Plusieurs centres de tri du Québec lancent un cri d'alarme afin d'éviter que des matières recyclables se retrouvent à l'enfouissement. Ils demandent à Québec de les aider financièrement à traverser la crise qui secoue leur secteur et qui menace de les acculer à la faillite.

Un texte de Jean-Philippe Robillard

Une réunion d'urgence des gestionnaires des centres de tri de Recyc-Québec et des ministères concernés a été organisée la semaine dernière pour remédier à la crise qui secoue les centres de tri de la province.Au cours de cette réunion, les gestionnaires des centres de tri ont demandé à Québec d'intervenir en dégageant « un montant d'urgence » leur permettant de « se rétablir sur le plan financier ».« Il y avait des centres de tri qui levaient le drapeau blanc et qui disaient "on a besoin d'aide", parce qu'il y a une question de qualité, mais surtout une question financière. [...] et ça continue à chuter encore. On est vraiment pris au dépourvu », soutient Nicolas Therrien, directeur général de Récupération 2000.Depuis que la Chine a presque fermé ses frontières aux importations de matières recyclables et que le prix des ballots de papier a chuté sur les marchés, la plupart des centres de tri du Québec fonctionnent à perte.Dans son centre de tri, Nicolas Therrien doit faire face à des montagnes de ballots accumules dans son entrepôt. La crise des derniers mois lui fait mal. « Au mois de juillet passé, ces ballots-là qu'on voit ici, on les vendait autour de 125 $ la tonne.
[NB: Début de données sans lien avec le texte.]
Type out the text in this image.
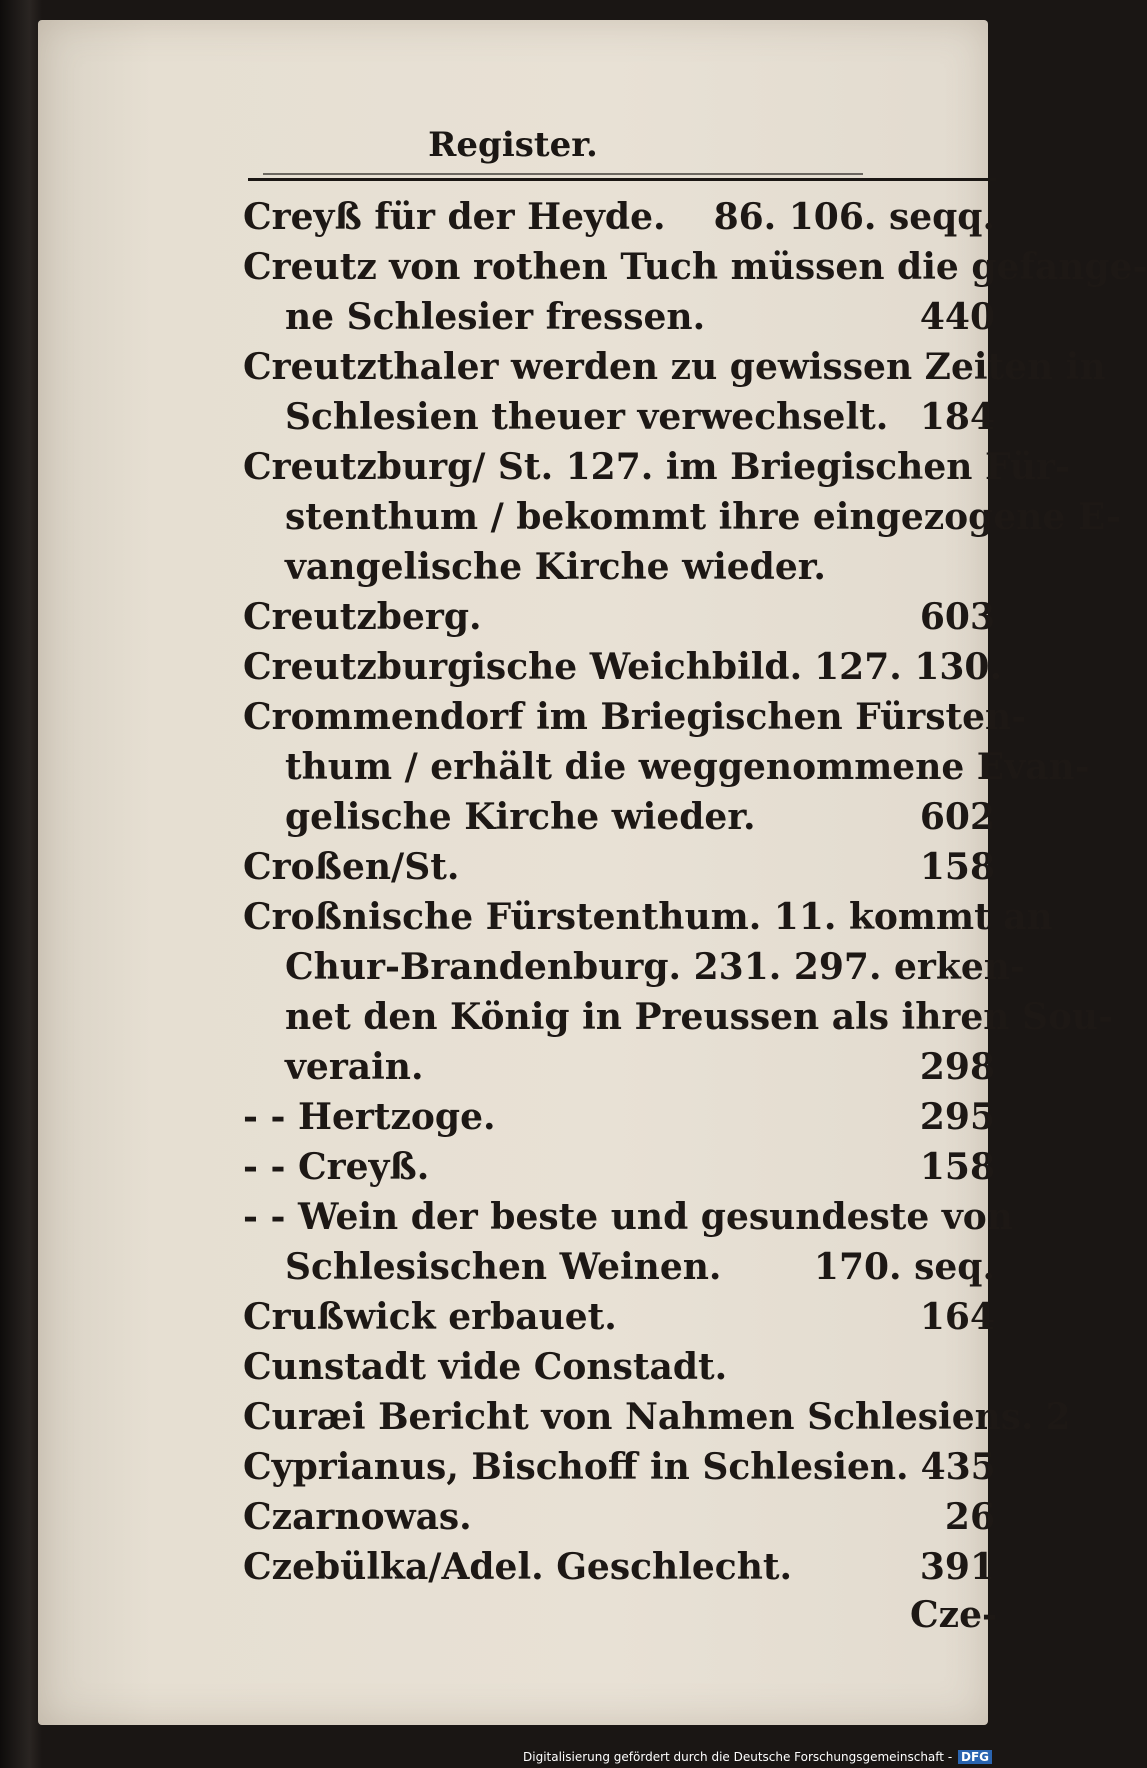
Register.
Creyß für der Heyde.	86. 106. seqq.
Creutz von rothen Tuch müssen die gefange-
ne Schlesier fressen.	440
Creutzthaler werden zu gewissen Zeiten in
Schlesien theuer verwechselt. 184
Creutzburg/ St. 127. im Briegischen Für-
stenthum / bekommt ihre eingezogene E-
vangelische Kirche wieder.
Creutzberg.	603
Creutzburgische Weichbild. 127. 130.
Crommendorf im Briegischen Fürsten-
thum / erhält die weggenommene Evan-
gelische Kirche wieder.	602
Croßen/St.	158
Croßnische Fürstenthum. 11. kommt an
Chur-Brandenburg. 231. 297. erken-
net den König in Preussen als ihren Sou-
verain.	298
- - Hertzoge.	295
- - Creyß.	158
- - Wein der beste und gesundeste von
Schlesischen Weinen.	170. seq.
Crußwick erbauet.	164
Cunstadt vide Constadt.
Curæi Bericht von Nahmen Schlesiens. 2
Cyprianus, Bischoff in Schlesien. 435
Czarnowas.	26
Czebülka/Adel. Geschlecht.	391
Cze-
Digitalisierung gefördert durch die Deutsche Forschungsgemeinschaft - DFG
En ce moment, les prix sont nuls. […] C'est une catastrophe. »

Importantes pertes

Nicolas Therrien affirme que son centre de tri perd 80 000 $ par mois depuis le début de la crise. « Ce n’est pas une situation dans laquelle on ne peut pas perdurer à long terme, évidemment. [...] Une entreprise qui continue de subir un manque de revenus ou des pertes, doit considérer d'autres options, [comme celle d'envoyer] les matières à l'enfouissement. C'est une avenue possible », explique-t-il.Selon nos informations, le centre de tri de Sherbrooke a des pertes de 100 000 $ par mois. Les employés ont vu leurs heures de travail être réduites. Le centre a même fait des mises à pied.

À Montréal, le centre de tri du groupe Tiru perd en moyenne 700 000 $ par mois depuis le début de la crise.

Celui de Québec, qui est géré par la Société Via, perd autour de 100 000 $ mensuellement. Chez Tricentriss, qui a des usines à Terrebonne et à Gatineau, les pertes sont également importantes.

Miser sur les matières d'ici

Pour le grand patron de Ricova International, qui est un important exportateur de matières recyclables, le gouvernement du Québec doit agir, et agir rapidement, pour éviter qu'il y ait des faillites et que des villes perdent leur centre de tri.

« C'est très difficile si le gouvernement n'embarque pas pour faire quelque chose. C'est sûr que vous allez voir les centres fermer un par un leurs portes », avertit Dominic Colubriale.

Même son de cloche chez Récupération Fontenac à Thetford Mines, où on a pourtant investi pour améliorer la qualité de la matière triée. Le directeur général André Junior St-Cyr affirme que les temps sont difficiles pour les centres de tri comme le sien.

« Il n'y a pas une entreprise au Québec qui est capable d'arriver et de supporter ses frais d'opération quand elle est obligée de sortir de l'argent tous les mois pour continuer à vivre. Ça ne fonctionne pas. Donc, oui, on est dans une position qui est très très délicate », déplore-t-il.

Pour certains gestionnaires de centres de tri, la solution à cette crise est de produire des ballots de papier de meilleure qualité et d'amener les grandes papetières qu'on retrouve en territoire québécois à acheter plus de matières produites ici.

D'ici là, les municipalités devront peut-être renégocier les contrats qui les lient aux centres de tri. En janvier dernier, le gouvernement du Québec a débloqué trois millions de dollars pour que les centres de tri se modernisent et améliorent leur produit.